O diretor apertou os lábios.
— Ainda assim, apresentou-se esta manhã como futura esposa do pai.
— Porque sou.
— Isso não lhe concede autoridade legal sobre a criança.
— Eu nunca disse que concedia.
— Mas veio à minha sala para fazer uma denúncia em nome dele.
Aquilo finalmente esgotou o pouco de paciência que eu ainda tentava conservar.
— Não. Eu vim à sua sala contar que uma criança de sete anos estava sendo perseguida e agredida dentro da instituição que o senhor dirige. Não é necessário ter autoridade legal sobre uma criança para informar que ela está sofrendo violência.
A mulher próxima à estante desviou os olhos. O diretor permaneceu impassível.
— A senhora está mudando o ponto da discussão.
Soltei uma pequena risada sem humor.
— Eu estou mudando o ponto? O senhor passou a manhã inteira falando sobre protocolos e agora que o problema que eu denunciei aconteceu diante dos meus olhos decidiu discutir se meu nome aparece na ficha de William. O senhor está mudando o rumo desta situação porque é muito mais conveniente discutir a minha autorização do que explicar como um menino de sete anos consegue ser levado para uma parte afastada do pátio por um adolescente de treze sem que nenhum adulto perceba.
— Mason Carter tem treze anos, sim, e a situação entre os alunos será investigada.
— Investigada?
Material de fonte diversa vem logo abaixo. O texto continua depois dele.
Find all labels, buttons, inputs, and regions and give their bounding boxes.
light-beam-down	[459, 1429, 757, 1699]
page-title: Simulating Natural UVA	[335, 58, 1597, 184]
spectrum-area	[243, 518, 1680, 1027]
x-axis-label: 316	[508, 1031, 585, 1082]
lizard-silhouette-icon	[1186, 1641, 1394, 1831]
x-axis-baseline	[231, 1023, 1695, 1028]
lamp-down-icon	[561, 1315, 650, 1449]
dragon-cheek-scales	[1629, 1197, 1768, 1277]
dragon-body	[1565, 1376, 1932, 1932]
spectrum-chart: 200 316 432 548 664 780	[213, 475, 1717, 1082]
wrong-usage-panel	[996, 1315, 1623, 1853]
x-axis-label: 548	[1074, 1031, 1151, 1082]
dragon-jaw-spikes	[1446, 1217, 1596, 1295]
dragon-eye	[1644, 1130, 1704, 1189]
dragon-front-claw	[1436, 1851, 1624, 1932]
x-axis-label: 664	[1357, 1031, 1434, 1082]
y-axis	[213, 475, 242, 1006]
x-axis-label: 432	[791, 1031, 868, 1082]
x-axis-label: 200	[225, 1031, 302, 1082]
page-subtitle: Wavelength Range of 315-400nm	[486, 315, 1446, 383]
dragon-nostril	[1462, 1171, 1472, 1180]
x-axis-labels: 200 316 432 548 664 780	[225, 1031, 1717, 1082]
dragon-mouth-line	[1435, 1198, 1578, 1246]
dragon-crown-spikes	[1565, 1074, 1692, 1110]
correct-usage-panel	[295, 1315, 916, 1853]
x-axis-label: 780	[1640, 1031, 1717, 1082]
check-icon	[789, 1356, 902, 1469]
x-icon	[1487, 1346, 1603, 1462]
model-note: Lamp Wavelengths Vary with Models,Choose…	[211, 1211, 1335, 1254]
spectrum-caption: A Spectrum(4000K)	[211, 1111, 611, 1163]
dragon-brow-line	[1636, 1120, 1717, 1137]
Eu vi.
— E existem procedimentos que precisam ser respeitados.
— Procedimentos que não impediram Mason de empurrá-lo no intervalo, roubar o lanche dele e, horas depois, levá-lo para outro pátio e bater nele.
O diretor apoiou as costas na cadeira.
— Neste momento, senhorita Miller, existe uma situação ainda mais grave.
Fiquei olhando para ele.
— Mais grave do que um adolescente bater em uma criança de sete anos?
— Uma mulher adulta agredir um adolescente dentro das dependências desta escola.
Demorei alguns segundos para acreditar que ele realmente dissera aquilo.
— Eu não agredi Mason.
— Há relatos de que a senhora o segurou e o derrubou.
— Há relatos? — repeti. — Eu estava lá. Posso poupar o trabalho da investigação. Mason segurava William contra uma árvore e estava batendo nele. Quando levantou a mão para acertá-lo novamente, eu segurei o braço dele e o afastei. Ele tentou se soltar, perdeu o equilíbrio e caiu.
— A professora encontrou Mason no chão.
— E encontrou Will com a boca cortada.
— Isso não lhe dá o direito de usar força física contra outro aluno.
A raiva subiu tão depressa que precisei apoiar as mãos sobre as pernas para não me levantar.
— Eu usei a força necessária para impedir que ele continuasse agredindo Will.
— A senhora deveria ter chamado um funcionário.
— Eu estava vendo um garoto quase duas vezes maior do que Will levantar a mão para bater nele outra vez. O senhor realmente acredita que eu deveria ter ficado parada procurando um funcionário?
— A senhora deveria ter seguido o procedimento da escola.
— O procedimento da escola já tinha falhado com ele.
O diretor me encarou em silêncio.
Continuei antes que pudesse interromper.
— Eu estive nesta sala antes. Contei exatamente o que estava acontecendo. O senhor me explicou que a escola tinha medidas contra bullying e insinuou que o relato de uma criança poderia ser apenas um conflito comum. Poucas horas depois, eu vi esse mesmo aluno agredir William duas vezes. Portanto, não tente transformar a minha intervenção no principal problema porque isso não apaga o que aconteceu antes dela.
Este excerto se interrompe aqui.